Following Sánchez Taboada's death, Echeverría was made a senior officer of the Secretariat of Public Education. He progressed through several further positions in the following years, becoming secretary of the interior in 1964 and ultimately becoming president of Mexico in 1970. Echeverría named one of his sons, Rodolfo, after Sánchez Taboada. He attributed his political career to Sánchez Taboada, stating:

When I was received I wanted to enter into political activities and I went to ask General Sánchez Toboada for work and he gave it to me and that decided everything... he decided my life.

Cuando me recibí quise entrar en actividades políticas y fui a pedirle al general Sánchez Toboada trabajo y me lo dio y eso decidió todo... decidió mi vida.

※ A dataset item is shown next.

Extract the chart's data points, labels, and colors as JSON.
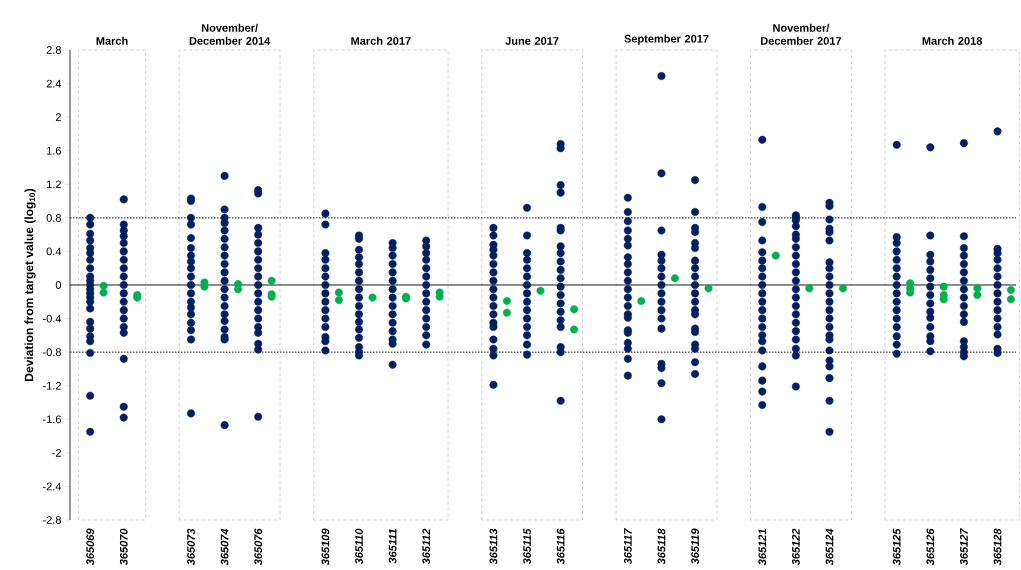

Mexicali International Airport is named after Sánchez Taboada. A borough in the area of the Tijuana River also bears his name. The roundabout Glorieta Rodolfo Sánchez Taboada, located in the port of Mazatlán, Sinaloa, is also named after him. Boulevard General Rodolfo Sánchez Taboada is a street in Tijuana, Baja California. A bust of Sánchez Taboada existed on a street named after him in Guaymas, Sonora, but it was stolen in 2012. In 2020, a replacement bust was unveiled.